It was meant to be the last, routine leg of a long day. On the evening of 18 May 2011, a Saab 340 lifted off from Neuquen carrying 22 people toward Comodoro Rivadavia, the final stop on a domestic hop that had already crossed half of Argentina without trouble. Aboard were ordinary travelers heading home, among them an infant. The flight would last only minutes. Somewhere over the dark Patagonian steppe, in a winter sky thick with ice, the aircraft came down between the villages of Los Menucos and Prahuaniyeu, and no one survived. It remains the deadliest accident in the Saab 340's history.
Flight 5428 had begun far to the north, at Rosario, and had threaded its way south through Cordoba, Mendoza, and Neuquen, three stops handled without incident. At Neuquen, the twin-turboprop took off at 20:05 for the run to Comodoro Rivadavia, where nearly everyone aboard was bound for home. These were not adventurers in a dangerous place but commuters on a scheduled airline, trusting the same short flight thousands take across Patagonia every week. That ordinariness is part of what makes the night so hard to absorb. The danger that found them was invisible, gathering quietly in the cold air ahead as the aircraft climbed away from the lights of the city.
At around 20:29, climbing toward its assigned altitude of 19,000 feet, the Saab ran into icing conditions and leveled off at 17,800 feet. For about nine minutes it held there as ice built on the airframe. When the crew began descending toward 14,000 feet in search of warmer air, conditions only worsened over the next seven minutes. Ice changes the very shape of a wing, robbing it of lift in ways that can outpace the systems meant to shed it. Control was lost soon after, and the aircraft came down in a remote stretch of Rio Negro province, far from any town, on ground so empty that reaching the site was its own ordeal.

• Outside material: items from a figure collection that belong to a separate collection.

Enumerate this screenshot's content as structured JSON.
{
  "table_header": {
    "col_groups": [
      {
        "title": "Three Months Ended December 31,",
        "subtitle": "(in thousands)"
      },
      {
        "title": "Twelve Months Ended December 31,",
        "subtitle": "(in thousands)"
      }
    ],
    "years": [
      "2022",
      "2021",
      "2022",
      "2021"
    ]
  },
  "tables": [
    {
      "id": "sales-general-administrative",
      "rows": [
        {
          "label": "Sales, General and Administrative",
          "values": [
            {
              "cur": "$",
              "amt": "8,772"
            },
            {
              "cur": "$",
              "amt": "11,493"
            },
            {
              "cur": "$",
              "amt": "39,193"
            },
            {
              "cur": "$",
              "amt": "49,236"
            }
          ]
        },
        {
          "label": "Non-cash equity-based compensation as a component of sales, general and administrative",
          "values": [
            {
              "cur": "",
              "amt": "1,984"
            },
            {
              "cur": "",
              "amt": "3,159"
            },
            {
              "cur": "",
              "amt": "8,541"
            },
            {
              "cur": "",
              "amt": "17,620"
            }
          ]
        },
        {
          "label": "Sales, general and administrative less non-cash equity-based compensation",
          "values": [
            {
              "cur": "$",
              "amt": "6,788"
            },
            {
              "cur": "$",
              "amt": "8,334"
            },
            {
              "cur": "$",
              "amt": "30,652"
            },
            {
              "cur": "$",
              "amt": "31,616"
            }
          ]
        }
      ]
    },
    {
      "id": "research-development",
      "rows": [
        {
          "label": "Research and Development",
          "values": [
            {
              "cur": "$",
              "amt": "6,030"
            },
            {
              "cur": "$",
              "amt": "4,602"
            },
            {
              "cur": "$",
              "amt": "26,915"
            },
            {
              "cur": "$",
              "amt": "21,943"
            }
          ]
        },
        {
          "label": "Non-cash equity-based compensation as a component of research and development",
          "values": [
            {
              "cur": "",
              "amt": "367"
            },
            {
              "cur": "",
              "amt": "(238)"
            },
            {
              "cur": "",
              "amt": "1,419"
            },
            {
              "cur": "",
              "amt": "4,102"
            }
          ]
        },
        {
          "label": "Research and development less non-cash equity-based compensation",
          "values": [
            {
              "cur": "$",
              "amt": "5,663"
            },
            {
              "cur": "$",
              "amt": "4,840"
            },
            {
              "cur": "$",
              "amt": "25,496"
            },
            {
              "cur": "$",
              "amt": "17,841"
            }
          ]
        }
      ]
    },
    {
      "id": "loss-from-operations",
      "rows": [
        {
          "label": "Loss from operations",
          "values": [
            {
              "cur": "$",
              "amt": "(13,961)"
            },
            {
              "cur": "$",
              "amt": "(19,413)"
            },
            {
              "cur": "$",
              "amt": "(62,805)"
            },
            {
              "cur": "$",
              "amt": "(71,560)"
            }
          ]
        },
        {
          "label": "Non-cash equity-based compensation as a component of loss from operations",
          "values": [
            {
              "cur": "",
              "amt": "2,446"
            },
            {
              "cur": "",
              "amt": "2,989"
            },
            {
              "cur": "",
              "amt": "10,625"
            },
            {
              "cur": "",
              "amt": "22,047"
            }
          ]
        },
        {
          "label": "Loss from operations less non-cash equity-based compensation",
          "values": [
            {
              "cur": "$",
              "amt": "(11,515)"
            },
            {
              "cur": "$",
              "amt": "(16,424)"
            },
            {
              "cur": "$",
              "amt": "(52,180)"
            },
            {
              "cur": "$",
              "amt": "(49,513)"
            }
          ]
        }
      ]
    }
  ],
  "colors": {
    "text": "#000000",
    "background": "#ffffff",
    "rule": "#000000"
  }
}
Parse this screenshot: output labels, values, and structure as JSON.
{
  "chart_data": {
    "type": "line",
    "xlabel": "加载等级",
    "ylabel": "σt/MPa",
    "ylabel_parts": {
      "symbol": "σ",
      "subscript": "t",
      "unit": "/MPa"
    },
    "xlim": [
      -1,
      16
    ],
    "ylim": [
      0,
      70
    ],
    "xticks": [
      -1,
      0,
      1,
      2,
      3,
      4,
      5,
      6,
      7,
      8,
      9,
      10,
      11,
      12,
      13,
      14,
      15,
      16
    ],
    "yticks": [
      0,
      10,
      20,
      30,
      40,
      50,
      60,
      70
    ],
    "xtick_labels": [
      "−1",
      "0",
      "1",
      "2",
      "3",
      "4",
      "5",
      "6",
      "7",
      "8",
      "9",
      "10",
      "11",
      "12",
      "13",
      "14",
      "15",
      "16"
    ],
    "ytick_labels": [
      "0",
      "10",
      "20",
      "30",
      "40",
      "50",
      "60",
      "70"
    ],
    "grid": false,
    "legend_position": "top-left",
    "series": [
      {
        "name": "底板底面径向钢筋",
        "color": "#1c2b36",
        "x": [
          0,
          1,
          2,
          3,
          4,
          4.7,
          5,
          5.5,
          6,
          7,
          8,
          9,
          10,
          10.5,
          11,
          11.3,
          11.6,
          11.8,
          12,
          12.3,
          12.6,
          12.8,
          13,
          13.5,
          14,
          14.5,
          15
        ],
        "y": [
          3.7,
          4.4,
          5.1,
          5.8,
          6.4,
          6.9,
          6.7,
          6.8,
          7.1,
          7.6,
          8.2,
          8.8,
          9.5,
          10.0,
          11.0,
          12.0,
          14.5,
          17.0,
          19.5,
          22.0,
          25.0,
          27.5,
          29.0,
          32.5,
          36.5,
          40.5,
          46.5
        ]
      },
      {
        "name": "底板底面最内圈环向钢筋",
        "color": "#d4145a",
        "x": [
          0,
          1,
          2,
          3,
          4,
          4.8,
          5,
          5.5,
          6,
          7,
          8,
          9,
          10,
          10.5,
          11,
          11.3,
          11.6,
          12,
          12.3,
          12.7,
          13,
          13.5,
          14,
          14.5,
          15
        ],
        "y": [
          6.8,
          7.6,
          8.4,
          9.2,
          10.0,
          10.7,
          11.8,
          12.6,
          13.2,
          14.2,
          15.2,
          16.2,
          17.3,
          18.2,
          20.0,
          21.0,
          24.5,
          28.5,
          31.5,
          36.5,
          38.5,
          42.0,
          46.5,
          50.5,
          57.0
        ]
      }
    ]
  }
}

Argentina's civil aviation accident board, the JIAAC, examined the wreckage and the recorders and published its final report in March 2015, confirming an earlier preliminary finding. The aircraft itself was sound; investigators found no technical defect. The icing, they concluded, had simply been severe enough to overwhelm the Saab's de-icing systems. But the report did not stop there. It also found that the crew's handling of engine power and airspeed had been inadequate. The engines were never set to full power, and the airspeed was allowed to bleed away until the wing could no longer fly and the aircraft stalled. The verdict was a sobering combination: a brutal environment, and decisions in the cockpit that left too little margin to escape it.
The crash site lies in some of the loneliest country in Argentina, a high cold steppe where the wind rarely rests and the nearest settlements are small. For the families of the 22, the distance only deepened the grief; recovering their loved ones from such a place took time and effort under harsh conditions. Accidents like this one do leave something behind beyond sorrow. The careful work of investigators, and the lessons drawn from severe icing and the management of a struggling aircraft, feed back into the training and procedures meant to protect the next flight. It is a small consolation against a great loss, but it is the one aviation knows how to offer: that those who did not arrive should make the journey safer for everyone who flies after them.
The accident site lies near 41.10 S, 67.94 W, on the open steppe of Rio Negro Province between the villages of Los Menucos and Prahuaniyeu, deep in the Patagonian Desert. There is no monument or structure marking the spot; the terrain is flat, arid scrubland with sparse roads, and the area is notable chiefly for its remoteness and the strong winter winds that contributed to the tragedy. The departure airport was Neuquen / Presidente Peron International (ICAO SAZN), about 250 km to the west-northwest and the nearest major field; the intended destination was Comodoro Rivadavia / General Enrique Mosconi International (ICAO SAVC) on the Atlantic coast to the southeast. Winter brings icing aloft and severe turbulence; recommended viewing altitude 9,000 to 12,000 ft over empty high desert, with caution that the very conditions visible here can be hazardous to aircraft.